On Wed, Sep 27, 2017 at 09:50:10AM -0400, Chet Ramey wrote:
On 9/26/17 10:02 PM, Larry McVoy wrote:
Yeah, but still doesn't answer the question,
application-wise.?? I'm gonna
guess (without digging through the source) that it's a "dup2(0, 255)*" or
something, to "save" a copy of stdin/out/err for some obscure reason.
I already answered this.
OK, I'm gonna be that guy because I've learned when I ask, I learn.

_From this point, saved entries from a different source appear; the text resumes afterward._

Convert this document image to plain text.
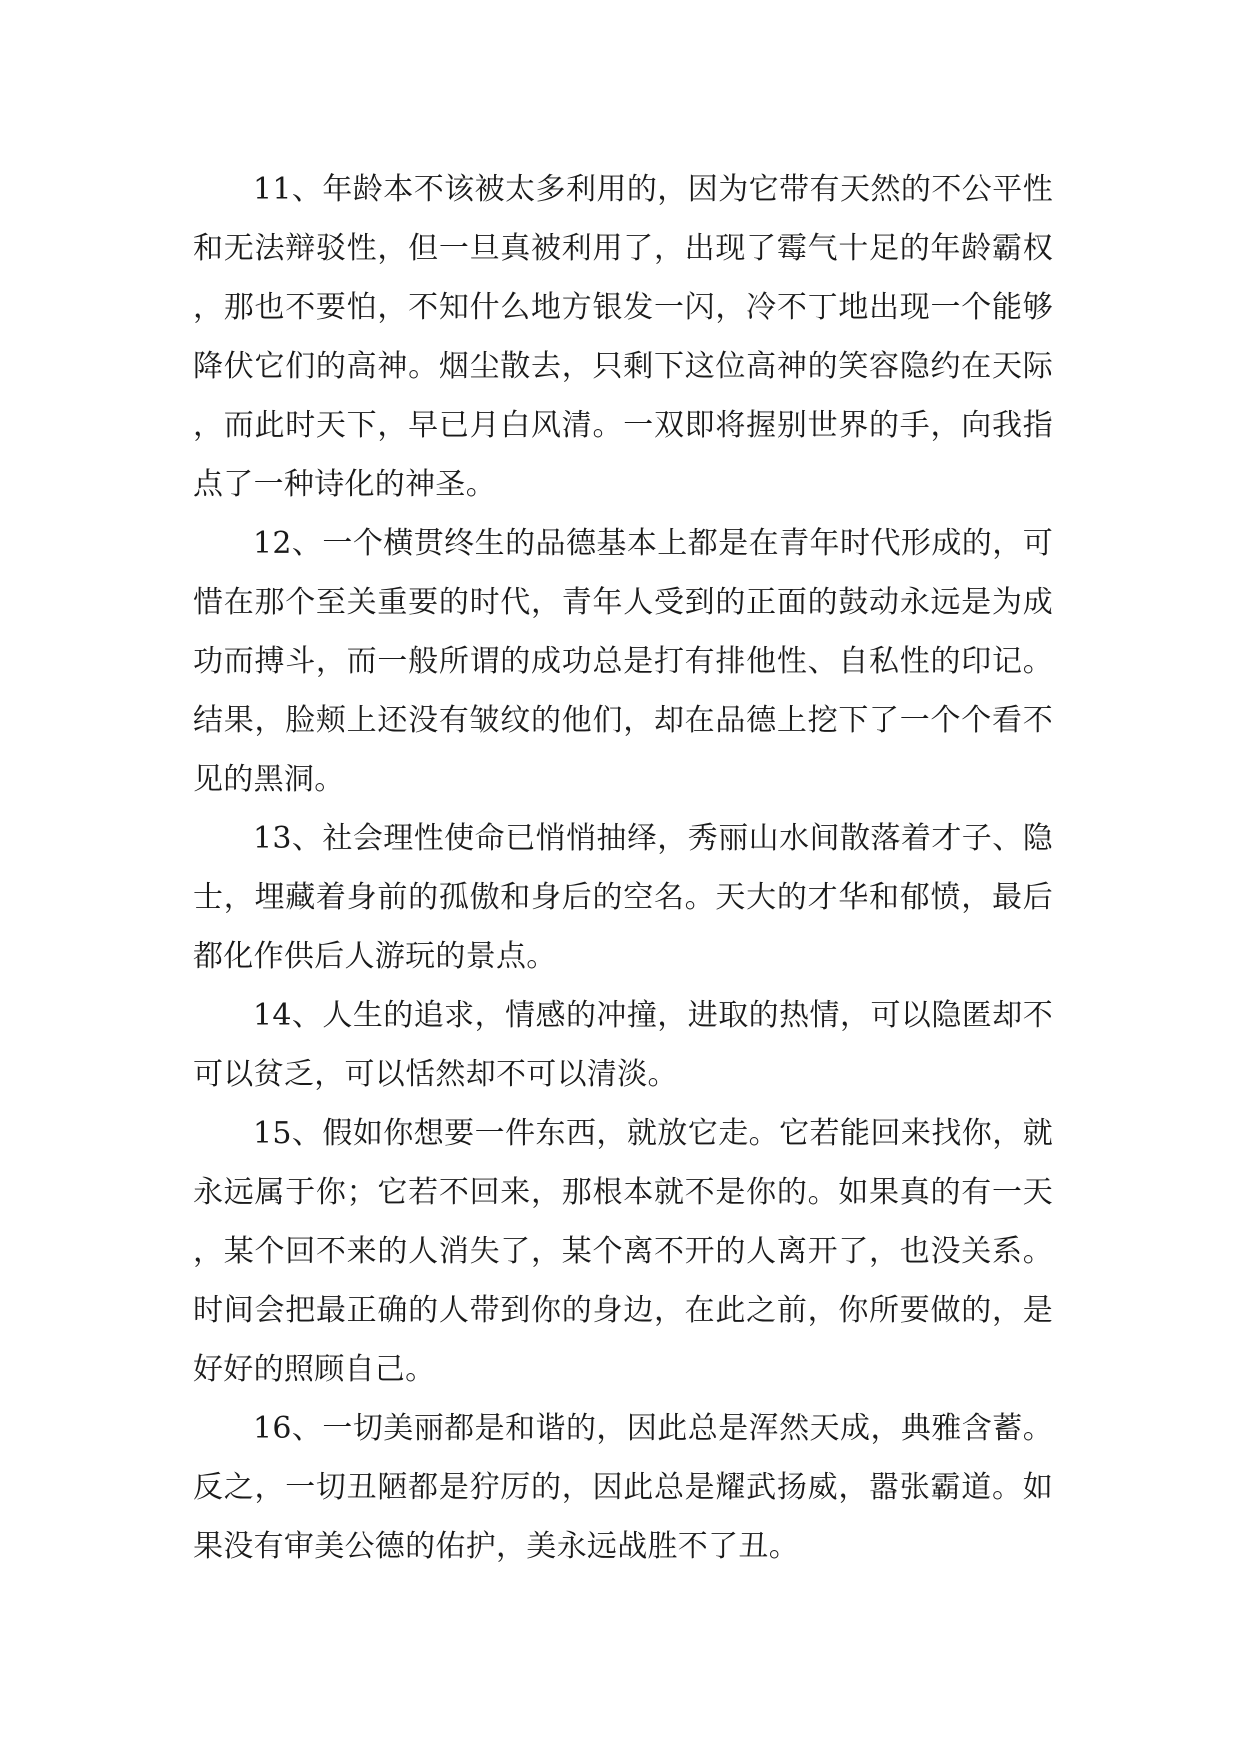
11、年龄本不该被太多利用的，因为它带有天然的不公平性和无法辩驳性，但一旦真被利用了，出现了霉气十足的年龄霸权，那也不要怕，不知什么地方银发一闪，冷不丁地出现一个能够降伏它们的高神。烟尘散去，只剩下这位高神的笑容隐约在天际，而此时天下，早已月白风清。一双即将握别世界的手，向我指点了一种诗化的神圣。

12、一个横贯终生的品德基本上都是在青年时代形成的，可惜在那个至关重要的时代，青年人受到的正面的鼓动永远是为成功而搏斗，而一般所谓的成功总是打有排他性、自私性的印记。结果，脸颊上还没有皱纹的他们，却在品德上挖下了一个个看不见的黑洞。

13、社会理性使命已悄悄抽绎，秀丽山水间散落着才子、隐士，埋藏着身前的孤傲和身后的空名。天大的才华和郁愤，最后都化作供后人游玩的景点。

14、人生的追求，情感的冲撞，进取的热情，可以隐匿却不可以贫乏，可以恬然却不可以清淡。

15、假如你想要一件东西，就放它走。它若能回来找你，就永远属于你；它若不回来，那根本就不是你的。如果真的有一天，某个回不来的人消失了，某个离不开的人离开了，也没关系。时间会把最正确的人带到你的身边，在此之前，你所要做的，是好好的照顾自己。

16、一切美丽都是和谐的，因此总是浑然天成，典雅含蓄。反之，一切丑陋都是狞厉的，因此总是耀武扬威，嚣张霸道。如果没有审美公德的佑护，美永远战胜不了丑。
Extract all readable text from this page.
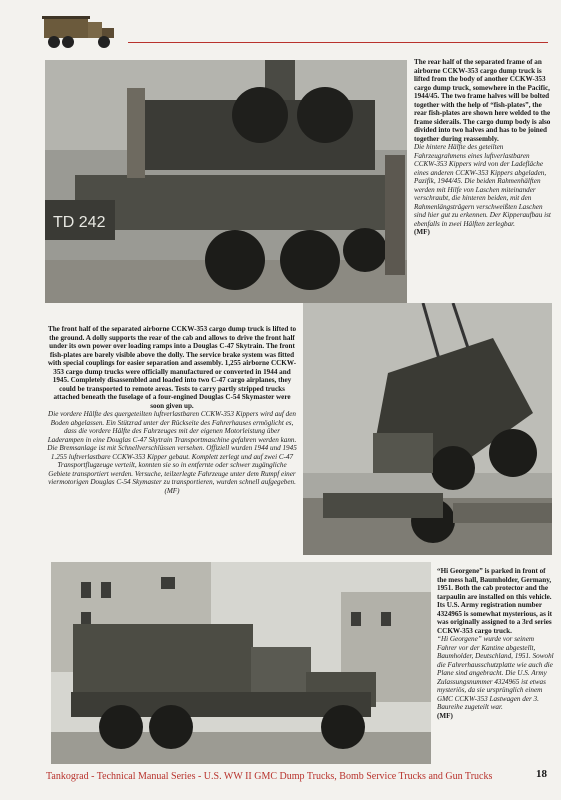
TD 242
The rear half of the separated frame of an airborne CCKW-353 cargo dump truck is lifted from the body of another CCKW-353 cargo dump truck, somewhere in the Pacific, 1944/45. The two frame halves will be bolted together with the help of “fish-plates”, the rear fish-plates are shown here welded to the frame siderails. The cargo dump body is also divided into two halves and has to be joined together during reassembly.
Die hintere Hälfte des geteilten Fahrzeugrahmens eines luftverlastbaren CCKW-353 Kippers wird von der Ladefläche eines anderen CCKW-353 Kippers abgeladen, Pazifik, 1944/45. Die beiden Rahmenhälften werden mit Hilfe von Laschen miteinander verschraubt, die hinteren beiden, mit den Rahmenlängsträgern verschweißten Laschen sind hier gut zu erkennen. Der Kipperaufbau ist ebenfalls in zwei Hälften zerlegbar.
(MF)
The front half of the separated airborne CCKW-353 cargo dump truck is lifted to the ground. A dolly supports the rear of the cab and allows to drive the front half under its own power over loading ramps into a Douglas C-47 Skytrain. The front fish-plates are barely visible above the dolly. The service brake system was fitted with special couplings for easier separation and assembly. 1,255 airborne CCKW-353 cargo dump trucks were officially manufactured or converted in 1944 and 1945. Completely disassembled and loaded into two C-47 cargo airplanes, they could be transported to remote areas. Tests to carry partly stripped trucks attached beneath the fuselage of a four-engined Douglas C-54 Skymaster were soon given up.
Die vordere Hälfte des quergeteilten luftverlastbaren CCKW-353 Kippers wird auf den Boden abgelassen. Ein Stützrad unter der Rückseite des Fahrerhauses ermöglicht es, dass die vordere Hälfte des Fahrzeuges mit der eigenen Motorleistung über Laderampen in eine Douglas C-47 Skytrain Transportmaschine gefahren werden kann. Die Bremsanlage ist mit Schnellverschlüssen versehen. Offiziell wurden 1944 und 1945 1.255 luftverlastbare CCKW-353 Kipper gebaut. Komplett zerlegt und auf zwei C-47 Transportflugzeuge verteilt, konnten sie so in entfernte oder schwer zugängliche Gebiete transportiert werden. Versuche, teilzerlegte Fahrzeuge unter dem Rumpf einer viermotorigen Douglas C-54 Skymaster zu transportieren, wurden schnell aufgegeben. (MF)
“Hi Georgene” is parked in front of the mess hall, Baumholder, Germany, 1951. Both the cab protector and the tarpaulin are installed on this vehicle. Its U.S. Army registration number 4324965 is somewhat mysterious, as it was originally assigned to a 3rd series CCKW-353 cargo truck.
“Hi Georgene” wurde vor seinem Fahrer vor der Kantine abgestellt, Baumholder, Deutschland, 1951. Sowohl die Fahrerhausschutzplatte wie auch die Plane sind angebracht. Die U.S. Army Zulassungsnummer 4324965 ist etwas mysteriös, da sie ursprünglich einem GMC CCKW-353 Lastwagen der 3. Baureihe zugeteilt war.
(MF)
Tankograd - Technical Manual Series - U.S. WW II GMC Dump Trucks, Bomb Service Trucks and Gun Trucks	18
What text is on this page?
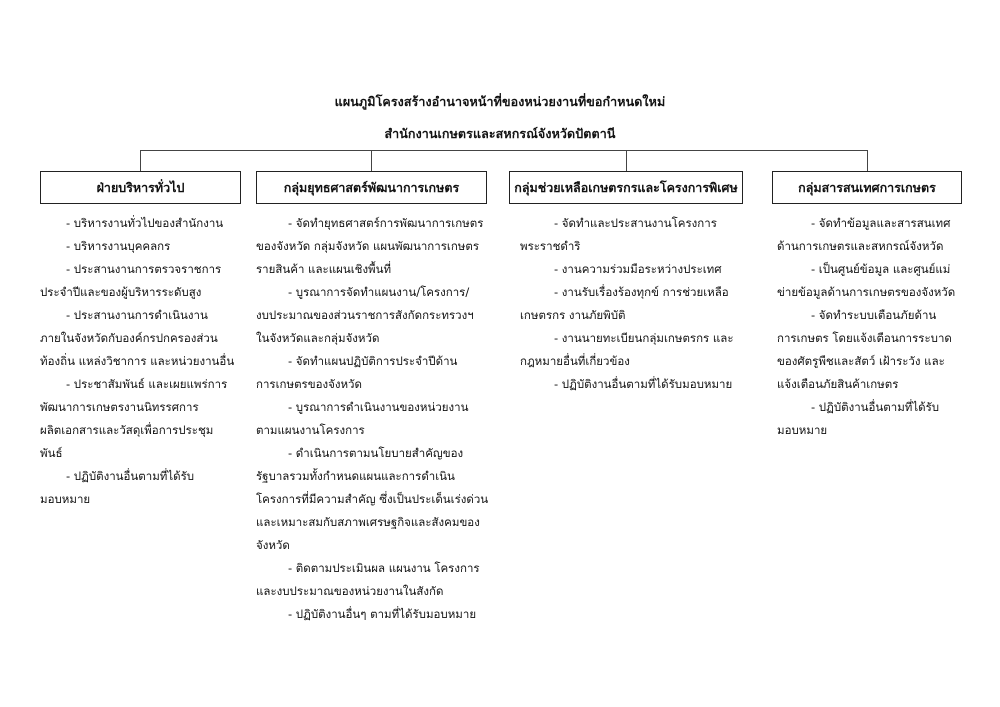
แผนภูมิโครงสร้างอำนาจหน้าที่ของหน่วยงานที่ขอกำหนดใหม่
สำนักงานเกษตรและสหกรณ์จังหวัดปัตตานี
ฝ่ายบริหารทั่วไป	กลุ่มยุทธศาสตร์พัฒนาการเกษตร	กลุ่มช่วยเหลือเกษตรกรและโครงการพิเศษ	กลุ่มสารสนเทศการเกษตร

- บริหารงานทั่วไปของสำนักงาน

- บริหารงานบุคคลกร

- ประสานงานการตรวจราชการ

ประจำปีและของผู้บริหารระดับสูง

- ประสานงานการดำเนินงาน

ภายในจังหวัดกับองค์กรปกครองส่วน

ท้องถิ่น แหล่งวิชาการ และหน่วยงานอื่น

- ประชาสัมพันธ์ และเผยแพร่การ

พัฒนาการเกษตรงานนิทรรศการ

ผลิตเอกสารและวัสดุเพื่อการประชุม

พันธ์

- ปฏิบัติงานอื่นตามที่ได้รับ

มอบหมาย

- จัดทำยุทธศาสตร์การพัฒนาการเกษตร

ของจังหวัด กลุ่มจังหวัด แผนพัฒนาการเกษตร

รายสินค้า และแผนเชิงพื้นที่

- บูรณาการจัดทำแผนงาน/โครงการ/

งบประมาณของส่วนราชการสังกัดกระทรวงฯ

ในจังหวัดและกลุ่มจังหวัด

- จัดทำแผนปฏิบัติการประจำปีด้าน

การเกษตรของจังหวัด

- บูรณาการดำเนินงานของหน่วยงาน

ตามแผนงานโครงการ

- ดำเนินการตามนโยบายสำคัญของ

รัฐบาลรวมทั้งกำหนดแผนและการดำเนิน

โครงการที่มีความสำคัญ ซึ่งเป็นประเด็นเร่งด่วน

และเหมาะสมกับสภาพเศรษฐกิจและสังคมของ

จังหวัด

- ติดตามประเมินผล แผนงาน โครงการ

และงบประมาณของหน่วยงานในสังกัด

- ปฏิบัติงานอื่นๆ ตามที่ได้รับมอบหมาย

- จัดทำและประสานงานโครงการ

พระราชดำริ

- งานความร่วมมือระหว่างประเทศ

- งานรับเรื่องร้องทุกข์ การช่วยเหลือ

เกษตรกร งานภัยพิบัติ

- งานนายทะเบียนกลุ่มเกษตรกร และ

กฎหมายอื่นที่เกี่ยวข้อง

- ปฏิบัติงานอื่นตามที่ได้รับมอบหมาย

- จัดทำข้อมูลและสารสนเทศ

ด้านการเกษตรและสหกรณ์จังหวัด

- เป็นศูนย์ข้อมูล และศูนย์แม่

ข่ายข้อมูลด้านการเกษตรของจังหวัด

- จัดทำระบบเตือนภัยด้าน

การเกษตร โดยแจ้งเตือนการระบาด

ของศัตรูพืชและสัตว์ เฝ้าระวัง และ

แจ้งเตือนภัยสินค้าเกษตร

- ปฏิบัติงานอื่นตามที่ได้รับ

มอบหมาย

You answered but I didn't get any insight. Why have an extra fd talking
to the tty? bash has 0, 1, 2 talking to it. If it were redirected
would it have 255 pointing to some random tty? I don't get the reason
for the extra fd.
OK. The only way to guarantee you have a descriptor open to your
controlling terminal is to open /dev/tty yourself. You can run `bash -im'
and have yourself an interactive shell with job control enabled no matter
where stdin/stdout/stderr point, and they can be redirected at any point
during execution, so you can't count on them. But why do you have to have
the fd in the first place?
All the tty stuff wasn't my question, I get all that, I did POSIX conformance
in SunOS, there was a time when I dreamed about setsid() et al :)
ksh93 uses fd 2 no matter what, so you don't get
job control if you
redirect stderr away from the terminal.)
So that's the behaviour I'm used to (dating myself but this is TUHS so...)
My question really was why use an extra fd? If I run
bash something > /dev/null 2>&1
duh. ksh93 wouldn't let you ^Z that, eh? OK, makes sense, I hadn't
thought it through. Sorry for the brain fart.